Perlahan dia mendorong kursi rodaku menuju sisi paling dekat  dengan pemandangan yang terhampar. Kurapatkan sweaterku, udara dingin terasa menusuk syaraf dan tulang-tulangku.
“Apakah kau kedinginan..” dia berlutut dihadapanku, tatapannya tampak penuh kecemasan.
Aku tak mampu mengatakan apa-apa selain menatapnya dengan pandangan yang perlahan mengabur karena genangan air mata.
“Aku mencintaimu…” kukatakan itu dengan sepenuh hatiku.
Dia hanya diam, menghela nafas, tampak sekuat tenaga menahan perasaannya.
“Kuambilkan jaket di mobil ya..?” tanyanya seraya berdiri.
“Jangan….! Tolong jangan pergi…” nafasku terasa berat.
“Tolong peluk aku saja…aku mohon…” mungkin ini untuk terakhir kalinya, kalimat itu kusimpan sendiri.
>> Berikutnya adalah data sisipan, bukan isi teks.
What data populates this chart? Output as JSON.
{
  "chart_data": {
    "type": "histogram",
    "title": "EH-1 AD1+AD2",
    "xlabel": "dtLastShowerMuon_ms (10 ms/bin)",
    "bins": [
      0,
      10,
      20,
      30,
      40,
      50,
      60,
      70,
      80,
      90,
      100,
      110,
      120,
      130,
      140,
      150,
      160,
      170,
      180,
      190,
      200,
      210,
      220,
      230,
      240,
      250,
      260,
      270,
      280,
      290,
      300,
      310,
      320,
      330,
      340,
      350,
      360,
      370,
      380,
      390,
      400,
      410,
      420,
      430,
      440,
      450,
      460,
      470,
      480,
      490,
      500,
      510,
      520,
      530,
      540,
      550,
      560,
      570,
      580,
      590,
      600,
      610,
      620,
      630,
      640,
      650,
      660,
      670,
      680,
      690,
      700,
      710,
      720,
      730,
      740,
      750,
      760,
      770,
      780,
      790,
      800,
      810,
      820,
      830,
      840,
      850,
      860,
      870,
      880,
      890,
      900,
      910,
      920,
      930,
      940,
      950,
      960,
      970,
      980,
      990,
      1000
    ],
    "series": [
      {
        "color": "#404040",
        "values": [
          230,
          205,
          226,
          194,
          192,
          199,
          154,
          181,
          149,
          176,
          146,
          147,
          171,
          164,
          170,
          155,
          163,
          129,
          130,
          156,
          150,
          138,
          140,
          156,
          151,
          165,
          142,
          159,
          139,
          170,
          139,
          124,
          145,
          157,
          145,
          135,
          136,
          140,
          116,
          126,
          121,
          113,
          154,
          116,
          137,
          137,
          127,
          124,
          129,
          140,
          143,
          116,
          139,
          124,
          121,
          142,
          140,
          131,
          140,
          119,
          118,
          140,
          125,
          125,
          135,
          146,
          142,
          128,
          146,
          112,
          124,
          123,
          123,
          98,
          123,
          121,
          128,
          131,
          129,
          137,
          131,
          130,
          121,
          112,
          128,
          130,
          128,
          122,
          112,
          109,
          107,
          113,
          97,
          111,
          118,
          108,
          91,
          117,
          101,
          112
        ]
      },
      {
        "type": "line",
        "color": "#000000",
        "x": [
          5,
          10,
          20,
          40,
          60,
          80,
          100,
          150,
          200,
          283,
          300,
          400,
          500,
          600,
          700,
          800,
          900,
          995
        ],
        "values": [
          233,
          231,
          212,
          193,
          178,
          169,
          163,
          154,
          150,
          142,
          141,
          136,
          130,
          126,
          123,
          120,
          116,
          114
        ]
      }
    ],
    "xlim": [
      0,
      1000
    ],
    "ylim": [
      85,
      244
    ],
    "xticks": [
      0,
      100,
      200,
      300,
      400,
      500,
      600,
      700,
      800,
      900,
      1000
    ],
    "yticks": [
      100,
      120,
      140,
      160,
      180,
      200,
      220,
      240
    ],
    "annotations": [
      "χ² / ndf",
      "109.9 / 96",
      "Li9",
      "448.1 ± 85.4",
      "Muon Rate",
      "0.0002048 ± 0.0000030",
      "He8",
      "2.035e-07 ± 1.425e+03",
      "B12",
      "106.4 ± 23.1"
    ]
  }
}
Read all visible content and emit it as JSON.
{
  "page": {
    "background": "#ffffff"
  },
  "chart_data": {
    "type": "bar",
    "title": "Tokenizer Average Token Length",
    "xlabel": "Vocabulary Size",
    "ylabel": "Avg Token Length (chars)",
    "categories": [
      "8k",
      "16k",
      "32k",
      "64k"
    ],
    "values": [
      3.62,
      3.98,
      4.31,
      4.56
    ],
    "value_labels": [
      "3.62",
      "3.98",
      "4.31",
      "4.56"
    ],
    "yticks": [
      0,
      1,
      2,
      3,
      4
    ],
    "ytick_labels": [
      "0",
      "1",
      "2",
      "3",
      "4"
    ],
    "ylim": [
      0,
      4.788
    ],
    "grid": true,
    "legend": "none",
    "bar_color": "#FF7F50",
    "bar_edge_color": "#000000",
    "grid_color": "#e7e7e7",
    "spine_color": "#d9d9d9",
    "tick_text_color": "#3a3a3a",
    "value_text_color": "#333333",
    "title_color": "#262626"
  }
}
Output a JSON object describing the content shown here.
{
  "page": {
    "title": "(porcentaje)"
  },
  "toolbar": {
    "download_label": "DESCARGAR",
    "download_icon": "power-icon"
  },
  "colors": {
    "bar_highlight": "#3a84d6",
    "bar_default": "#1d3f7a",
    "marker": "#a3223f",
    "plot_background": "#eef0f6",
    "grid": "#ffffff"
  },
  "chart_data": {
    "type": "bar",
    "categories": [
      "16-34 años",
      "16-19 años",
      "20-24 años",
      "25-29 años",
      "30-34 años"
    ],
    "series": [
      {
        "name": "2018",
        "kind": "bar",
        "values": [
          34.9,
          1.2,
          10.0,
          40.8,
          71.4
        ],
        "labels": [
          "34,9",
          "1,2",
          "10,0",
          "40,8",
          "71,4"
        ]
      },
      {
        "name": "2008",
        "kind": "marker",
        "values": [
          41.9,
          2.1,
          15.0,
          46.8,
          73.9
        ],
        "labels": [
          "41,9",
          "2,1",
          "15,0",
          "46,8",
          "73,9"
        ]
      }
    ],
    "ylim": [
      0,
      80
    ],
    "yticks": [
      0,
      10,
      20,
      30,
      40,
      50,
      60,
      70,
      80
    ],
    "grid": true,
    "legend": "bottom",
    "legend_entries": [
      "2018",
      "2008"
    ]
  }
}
Dia menatapku, bisa kulihat jelas matanya yang basah oleh air mata. Perlahan dia mendekat, merengkuhkan kedua tangannya untuk memelukku. Membenamkan kepalaku ke dadanya, seperti dulu saat kita saling berbagi duka tentang dunia dan kehidupan nyata. Kaulah penyelamatku, yang selalu bisa mendengar segala keluh kesahku, mengalirkan kekuatan padaku dengan cintamu. Cinta yang dengan ikhlas dan sabar menerima, cinta seorang teman dan sahabat, cinta seorang kekasih tanpa hasrat, karena dirimu selalu mampu menjagaku dari hal-hal diluar batas itu. Kau selalu bilang aku begitu berharga buatmu dan dirimu tak akan pernah sanggup merusaknya.
“aku mencintaimu, Rena…dulu, sekarang, nanti dan sampai kapan pun, tolong jangan pergi. Kau telah memberi kekuatan padaku untuk menjalani hari dengan senyumanmu. Percayalah, aku tak mengharapkan apa-apa selain senyuman di wajahmu. Senyum itu yang telah menampung hidupku…” kata-katanya bercampur dengan isakan.
Aku samar-samar mendengarnya, seiring gelap yang tiba-tiba melingkupi. Badanku menggigil kedinginan dan perlahan aku merasa semakin ringan, seperti kapas yang diterbangkan angin, melayang di udara. Aku melihat tubuhku yang terduduk di kursi roda, dipeluk erat oleh Dewangga dengan isak tangis yang tertahan.
Dan disana beberapa meter dari tempat Dewangga, kulihat Aldo, suamiku dan Sinta, istri Dewangga, menatap dengan pandangan yang tak mampu kujelaskan.
Cinta telah mengajariku tentang banyak hal, dari dua sisinya yang hitam dan putih, tentang kesetiaan dan penghianatan, tentang dosa dan kesucian.